2014.09.04
雰囲気温度と実体(実態)温度について
アルミニウムの熱処理は、弊社では熱源は電気を使用しています。電気を使って加熱をすると温度をコントロールしやすいという利点があります。
そして、炉内に温度を測定するためのセンサーを取り付けています。これは熱電対(ねつでんつい)と呼ばれていて、ステンレスの細い管の中に熱電対の素線が入っています。

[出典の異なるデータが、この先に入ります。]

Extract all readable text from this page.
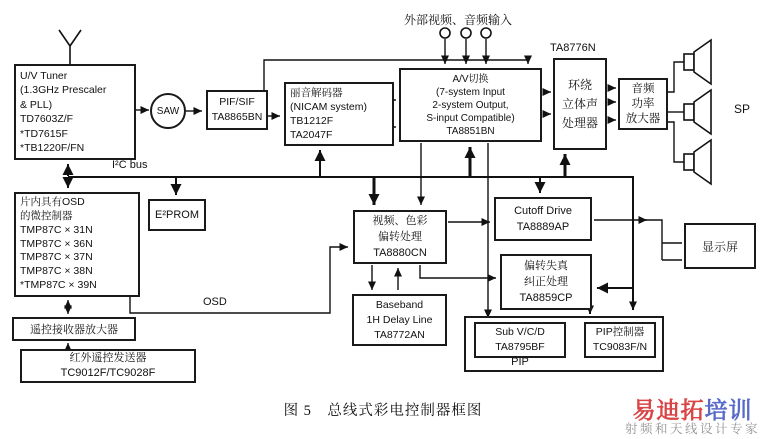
U/V Tuner
(1.3GHz Prescaler
& PLL)
TD7603Z/F
*TD7615F
*TB1220F/FN
SAW
PIF/SIF
TA8865BN
丽音解码器
(NICAM system)
TB1212F
TA2047F
A/V切换
(7-system Input
2-system Output,
S-input Compatible)
TA8851BN
环绕
立体声
处理器
音频
功率
放大器
片内具有OSD
的微控制器
TMP87C × 31N
TMP87C × 36N
TMP87C × 37N
TMP87C × 38N
*TMP87C × 39N
E²PROM
遥控接收器放大器
红外遥控发送器
TC9012F/TC9028F
视频、色彩
偏转处理
TA8880CN
Baseband
1H Delay Line
TA8772AN
Cutoff Drive
TA8889AP
偏转失真
纠正处理
TA8859CP
显示屏
Sub V/C/D
TA8795BF
PIP控制器
TC9083F/N
外部视频、音频输入
TA8776N
I²C bus
OSD
SP
PIP
图 5　总线式彩电控制器框图	易迪拓培训
射频和天线设计专家
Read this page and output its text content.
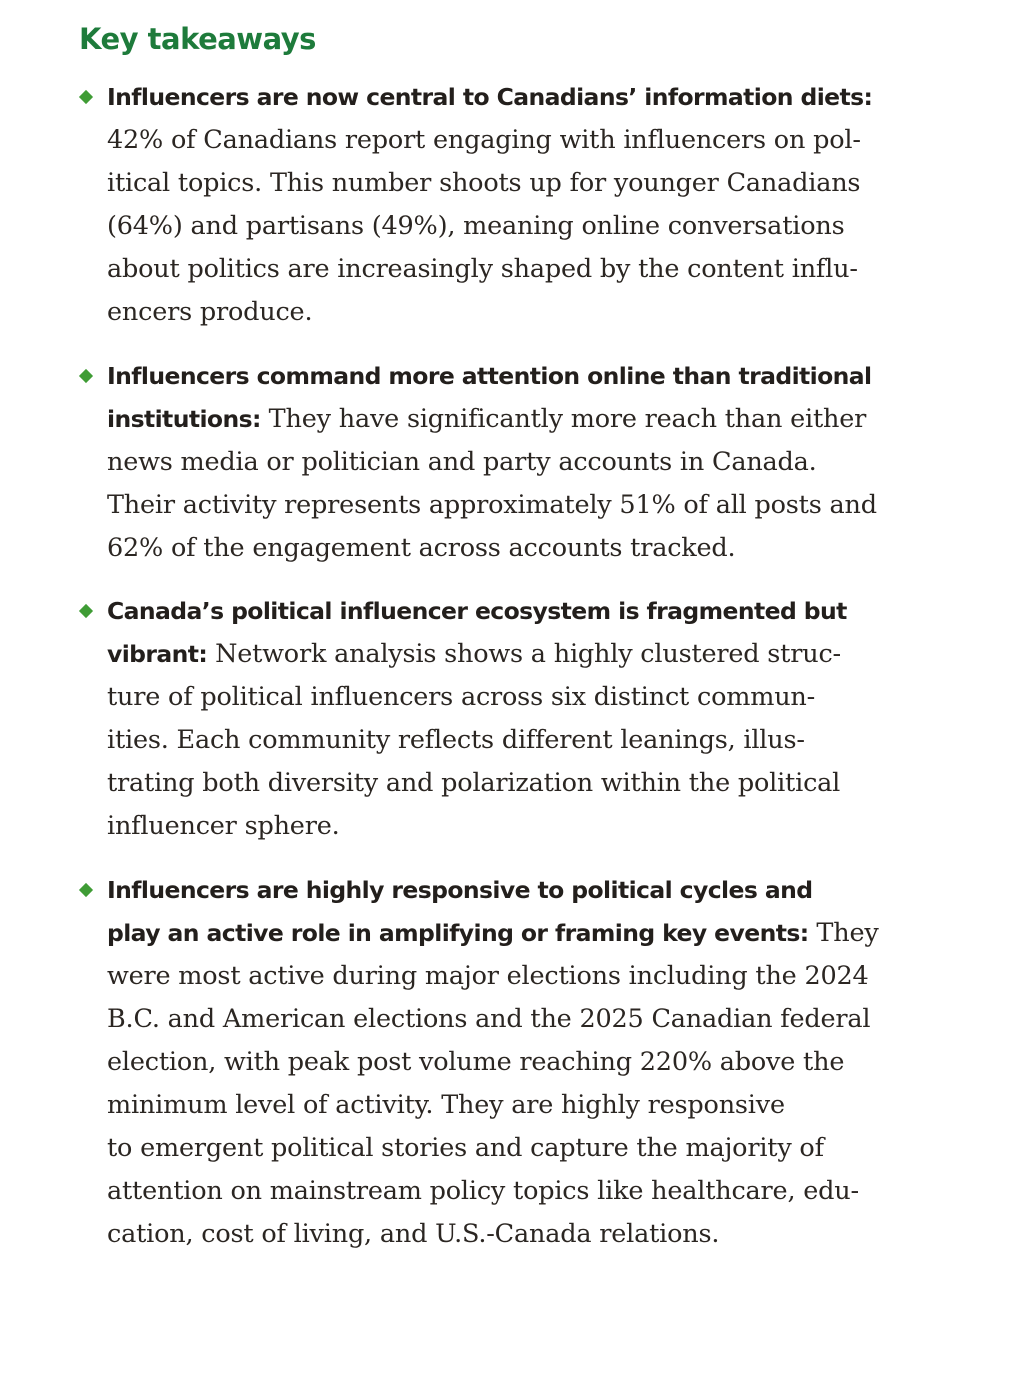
Key takeaways
Influencers are now central to Canadians’ information diets:
42% of Canadians report engaging with influencers on pol-
itical topics. This number shoots up for younger Canadians
(64%) and partisans (49%), meaning online conversations
about politics are increasingly shaped by the content influ-
encers produce.
Influencers command more attention online than traditional
institutions: They have significantly more reach than either
news media or politician and party accounts in Canada.
Their activity represents approximately 51% of all posts and
62% of the engagement across accounts tracked.
Canada’s political influencer ecosystem is fragmented but
vibrant: Network analysis shows a highly clustered struc-
ture of political influencers across six distinct commun-
ities. Each community reflects different leanings, illus-
trating both diversity and polarization within the political
influencer sphere.
Influencers are highly responsive to political cycles and
play an active role in amplifying or framing key events: They
were most active during major elections including the 2024
B.C. and American elections and the 2025 Canadian federal
election, with peak post volume reaching 220% above the
minimum level of activity. They are highly responsive
to emergent political stories and capture the majority of
attention on mainstream policy topics like healthcare, edu-
cation, cost of living, and U.S.-Canada relations.
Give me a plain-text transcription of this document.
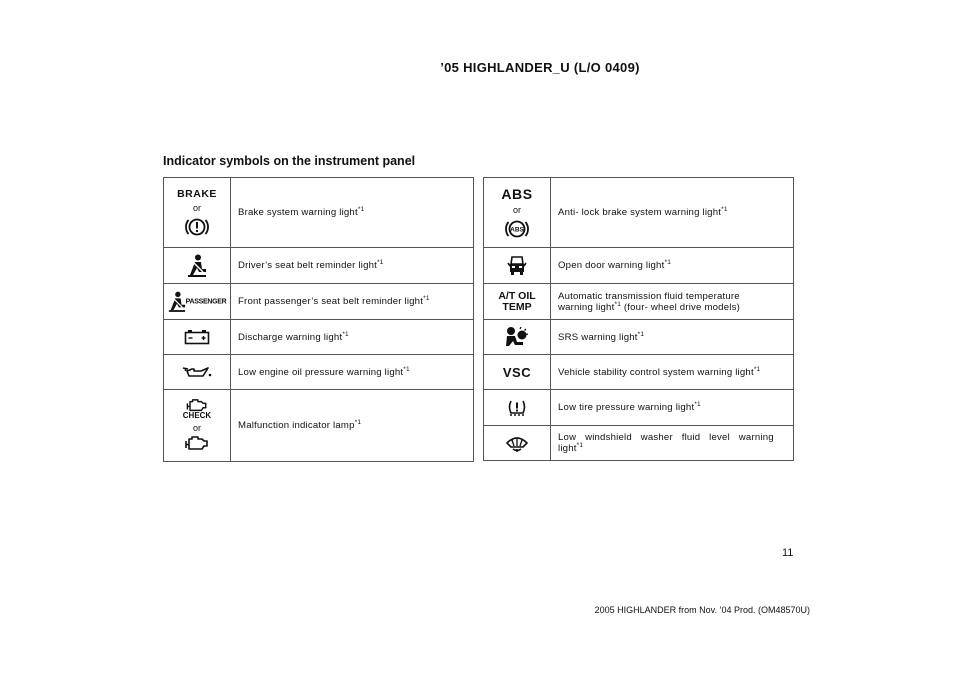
’05 HIGHLANDER_U (L/O 0409)
Indicator symbols on the instrument panel
BRAKE
or	Brake system warning light$^{*1}$
	Driver’s seat belt reminder light$^{*1}$
PASSENGER	Front passenger’s seat belt reminder light$^{*1}$
	Discharge warning light$^{*1}$
	Low engine oil pressure warning light$^{*1}$

CHECK
or	Malfunction indicator lamp$^{*1}$
ABS
or
ABS	Anti- lock brake system warning light$^{*1}$
	Open door warning light$^{*1}$
A/T OIL
TEMP	Automatic transmission fluid temperature
warning light$^{*1}$ (four- wheel drive models)
	SRS warning light$^{*1}$
VSC	Vehicle stability control system warning light$^{*1}$
	Low tire pressure warning light$^{*1}$

Low windshield washer fluid level warning
light$^{*1}$
11
2005 HIGHLANDER from Nov. ’04 Prod. (OM48570U)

通常は、このセンサーで測定された温度を元に炉内をコントロールしています。
ここで問題となるのが、炉の中に入れた製品の温度と炉内の温度との差です。
炉内の温度は雰囲気温度と呼んでいます。雰囲気は、炉内の気体を指すこともあり、窒素雰囲気や水素雰囲気と言った場合には、それらの気体で炉の中が満たされている状態です。

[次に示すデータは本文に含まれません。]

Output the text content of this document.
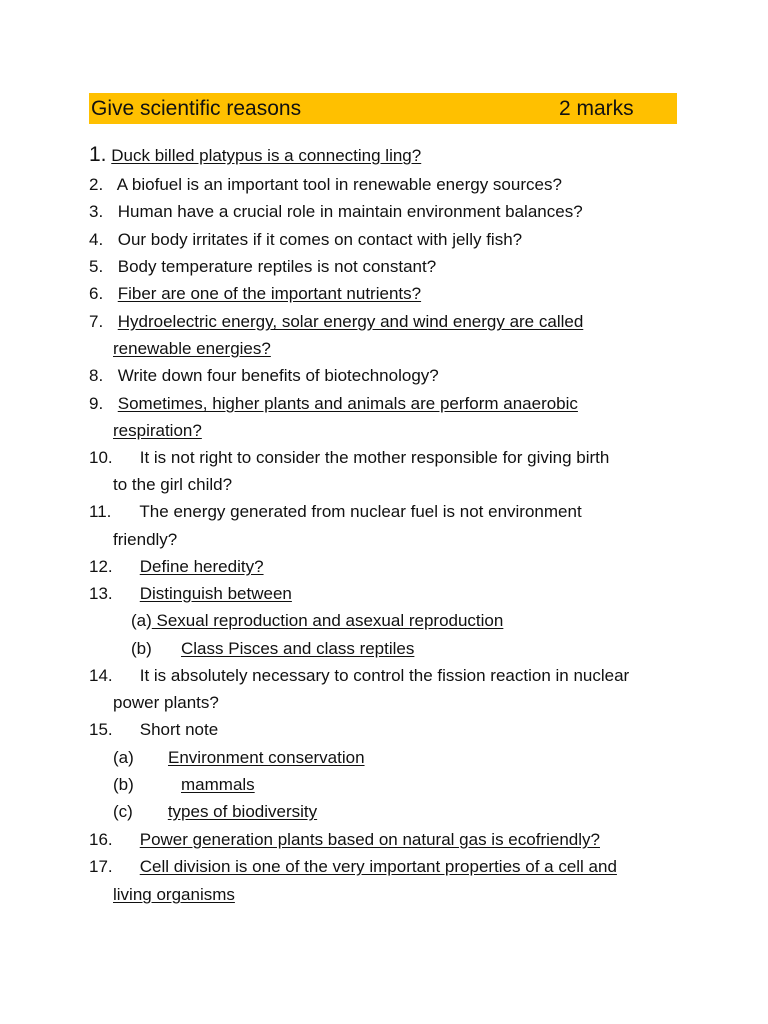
Give scientific reasons	2 marks
1. Duck billed platypus is a connecting ling?
2. A biofuel is an important tool in renewable energy sources?
3. Human have a crucial role in maintain environment balances?
4. Our body irritates if it comes on contact with jelly fish?
5. Body temperature reptiles is not constant?
6. Fiber are one of the important nutrients?
7. Hydroelectric energy, solar energy and wind energy are called
renewable energies?
8. Write down four benefits of biotechnology?
9. Sometimes, higher plants and animals are perform anaerobic
respiration?
10. It is not right to consider the mother responsible for giving birth
to the girl child?
11. The energy generated from nuclear fuel is not environment
friendly?
12. Define heredity?
13. Distinguish between
(a) Sexual reproduction and asexual reproduction
(b) Class Pisces and class reptiles
14. It is absolutely necessary to control the fission reaction in nuclear
power plants?
15. Short note
(a) Environment conservation
(b)	mammals
(c) types of biodiversity
16. Power generation plants based on natural gas is ecofriendly?
17. Cell division is one of the very important properties of a cell and
living organisms
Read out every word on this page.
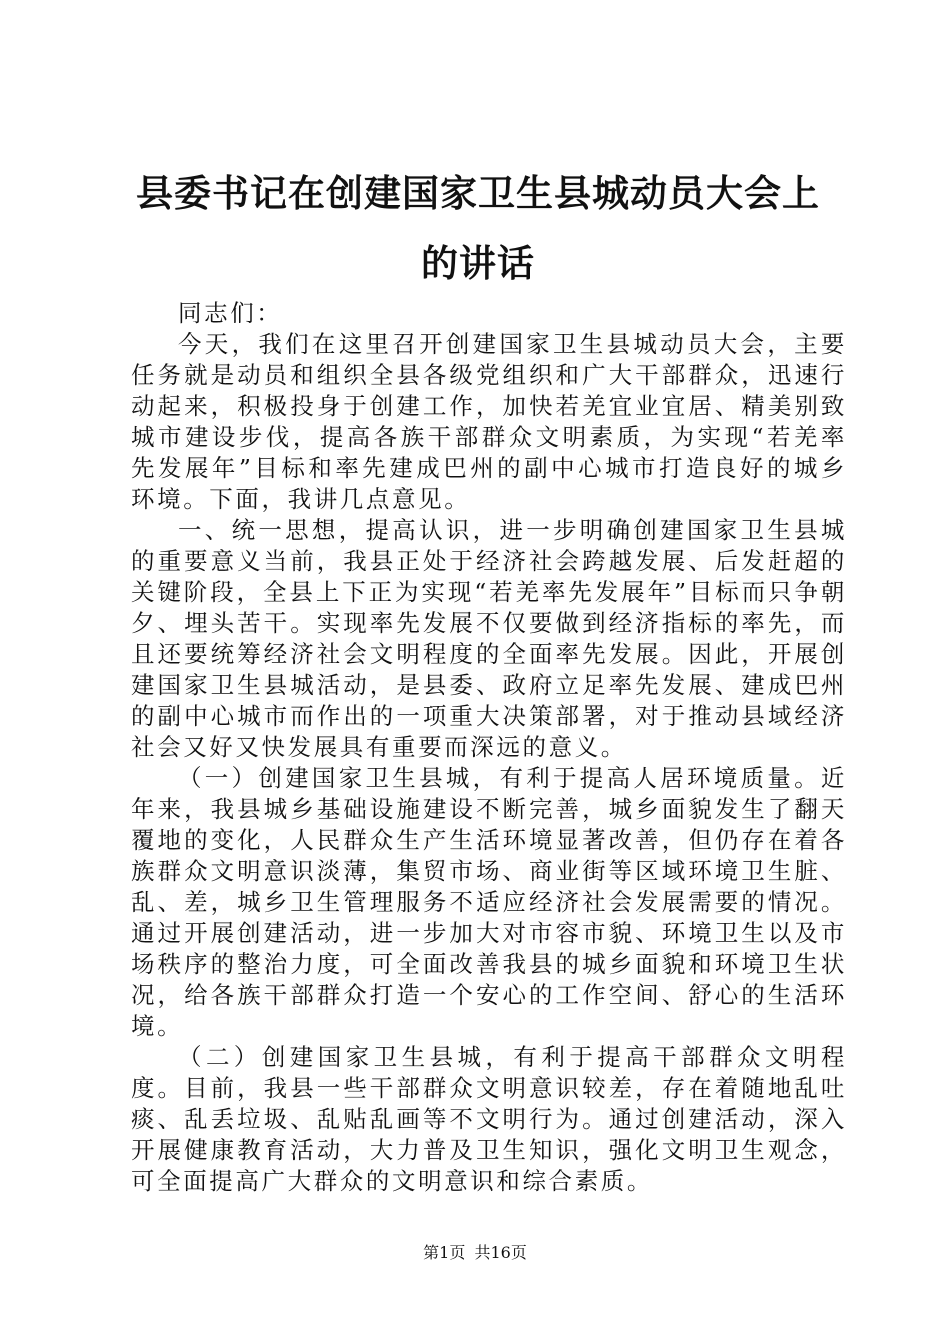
县委书记在创建国家卫生县城动员大会上的讲话

同志们：

今天，我们在这里召开创建国家卫生县城动员大会，主要任务就是动员和组织全县各级党组织和广大干部群众，迅速行动起来，积极投身于创建工作，加快若羌宜业宜居、精美别致城市建设步伐，提高各族干部群众文明素质，为实现“若羌率先发展年”目标和率先建成巴州的副中心城市打造良好的城乡环境。下面，我讲几点意见。

一、统一思想，提高认识，进一步明确创建国家卫生县城的重要意义当前，我县正处于经济社会跨越发展、后发赶超的关键阶段，全县上下正为实现“若羌率先发展年”目标而只争朝夕、埋头苦干。实现率先发展不仅要做到经济指标的率先，而且还要统筹经济社会文明程度的全面率先发展。因此，开展创建国家卫生县城活动，是县委、政府立足率先发展、建成巴州的副中心城市而作出的一项重大决策部署，对于推动县域经济社会又好又快发展具有重要而深远的意义。

（一）创建国家卫生县城，有利于提高人居环境质量。近年来，我县城乡基础设施建设不断完善，城乡面貌发生了翻天覆地的变化，人民群众生产生活环境显著改善，但仍存在着各族群众文明意识淡薄，集贸市场、商业街等区域环境卫生脏、乱、差，城乡卫生管理服务不适应经济社会发展需要的情况。通过开展创建活动，进一步加大对市容市貌、环境卫生以及市场秩序的整治力度，可全面改善我县的城乡面貌和环境卫生状况，给各族干部群众打造一个安心的工作空间、舒心的生活环境。

（二）创建国家卫生县城，有利于提高干部群众文明程度。目前，我县一些干部群众文明意识较差，存在着随地乱吐痰、乱丢垃圾、乱贴乱画等不文明行为。通过创建活动，深入开展健康教育活动，大力普及卫生知识，强化文明卫生观念，可全面提高广大群众的文明意识和综合素质。

第1页 共16页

さて、例えば炉の中の雰囲気温度が500℃の状態でも、製品の温度は500℃に達していないことがあります。
お湯の中に何か缶コーヒーなどを入れても、すぐにお湯と同じ温度にならないように、周囲の温度と同じになるには時間がかかります。
電気炉の温度管理(制御)は雰囲気の温度で行っていますので、実際の製品の温度とは異なっています。

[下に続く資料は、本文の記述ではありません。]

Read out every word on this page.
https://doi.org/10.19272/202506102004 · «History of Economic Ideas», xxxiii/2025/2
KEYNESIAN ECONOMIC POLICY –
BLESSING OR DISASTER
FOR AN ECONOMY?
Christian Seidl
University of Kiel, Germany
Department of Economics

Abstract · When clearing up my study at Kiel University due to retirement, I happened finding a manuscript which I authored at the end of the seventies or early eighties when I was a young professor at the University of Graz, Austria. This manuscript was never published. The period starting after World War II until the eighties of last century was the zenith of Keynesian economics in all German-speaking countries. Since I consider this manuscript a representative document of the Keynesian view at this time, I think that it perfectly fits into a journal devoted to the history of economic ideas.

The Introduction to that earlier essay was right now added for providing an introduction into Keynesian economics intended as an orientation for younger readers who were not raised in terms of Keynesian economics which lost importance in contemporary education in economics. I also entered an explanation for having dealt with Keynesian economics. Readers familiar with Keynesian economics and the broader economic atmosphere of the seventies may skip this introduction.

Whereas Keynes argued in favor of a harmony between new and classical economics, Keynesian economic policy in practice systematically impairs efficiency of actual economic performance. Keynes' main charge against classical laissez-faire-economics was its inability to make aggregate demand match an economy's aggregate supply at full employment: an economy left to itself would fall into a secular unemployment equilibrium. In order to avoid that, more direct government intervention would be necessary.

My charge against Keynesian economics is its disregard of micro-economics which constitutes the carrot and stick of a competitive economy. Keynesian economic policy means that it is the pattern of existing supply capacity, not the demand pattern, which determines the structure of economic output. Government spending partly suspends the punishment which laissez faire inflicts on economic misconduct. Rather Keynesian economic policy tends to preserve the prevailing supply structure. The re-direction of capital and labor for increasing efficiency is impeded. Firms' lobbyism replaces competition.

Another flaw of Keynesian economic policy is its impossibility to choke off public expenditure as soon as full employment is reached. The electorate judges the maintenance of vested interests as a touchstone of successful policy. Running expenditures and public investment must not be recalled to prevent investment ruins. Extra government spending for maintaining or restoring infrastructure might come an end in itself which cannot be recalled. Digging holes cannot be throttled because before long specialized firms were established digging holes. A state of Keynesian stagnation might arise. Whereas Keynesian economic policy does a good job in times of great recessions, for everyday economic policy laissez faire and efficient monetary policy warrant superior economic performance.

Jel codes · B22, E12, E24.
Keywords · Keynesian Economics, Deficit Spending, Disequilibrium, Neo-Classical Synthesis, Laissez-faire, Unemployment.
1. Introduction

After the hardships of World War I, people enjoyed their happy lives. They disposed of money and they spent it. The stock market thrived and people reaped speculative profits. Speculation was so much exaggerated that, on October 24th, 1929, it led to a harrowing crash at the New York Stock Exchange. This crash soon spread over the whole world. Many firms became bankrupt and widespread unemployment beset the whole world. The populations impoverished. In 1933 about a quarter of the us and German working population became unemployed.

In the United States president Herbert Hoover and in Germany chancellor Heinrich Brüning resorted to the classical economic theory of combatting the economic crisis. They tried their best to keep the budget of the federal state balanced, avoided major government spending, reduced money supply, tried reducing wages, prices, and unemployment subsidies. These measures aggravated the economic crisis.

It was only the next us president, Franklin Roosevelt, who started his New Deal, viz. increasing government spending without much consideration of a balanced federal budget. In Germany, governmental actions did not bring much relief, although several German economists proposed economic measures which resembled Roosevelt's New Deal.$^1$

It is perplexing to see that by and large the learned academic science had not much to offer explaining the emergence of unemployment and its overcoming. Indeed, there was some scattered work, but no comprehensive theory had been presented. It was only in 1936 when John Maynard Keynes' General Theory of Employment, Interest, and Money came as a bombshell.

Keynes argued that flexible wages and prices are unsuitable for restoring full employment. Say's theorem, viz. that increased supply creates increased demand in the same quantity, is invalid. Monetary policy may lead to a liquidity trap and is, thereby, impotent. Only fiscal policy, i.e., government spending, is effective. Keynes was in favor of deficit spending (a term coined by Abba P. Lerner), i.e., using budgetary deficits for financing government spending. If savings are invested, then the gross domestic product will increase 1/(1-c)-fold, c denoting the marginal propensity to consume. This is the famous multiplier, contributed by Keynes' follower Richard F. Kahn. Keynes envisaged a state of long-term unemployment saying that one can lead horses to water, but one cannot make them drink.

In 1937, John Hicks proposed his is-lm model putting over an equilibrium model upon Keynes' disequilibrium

そのため、実際に製品の温度を測定するためにセンサー(熱電対)を直接製品に取り付けて測定することを実体(実態)測定と呼んでいます。
たとえば、合計で1トンぐらいの製品を電気炉の中に入れた場合に、炉の温度が500℃に達しても製品の温度は400℃に到達していなかったりします。
また、炉内の上下でも温度に差が出ます。
この温度差は時間と共に解消され、だいたい1~3時間後には雰囲気温度や炉内の製品の上下も同じ温度に到達します。
熱処理の工程を決めるときに、保持時間については実体(実態)測定の結果を考慮しながら雰囲気温度で管理できるようにしていきます。
炉の中に入れる量や並べ方でも色々と変化しますので、それらのノウハウを元に最適な熱処理を行っております。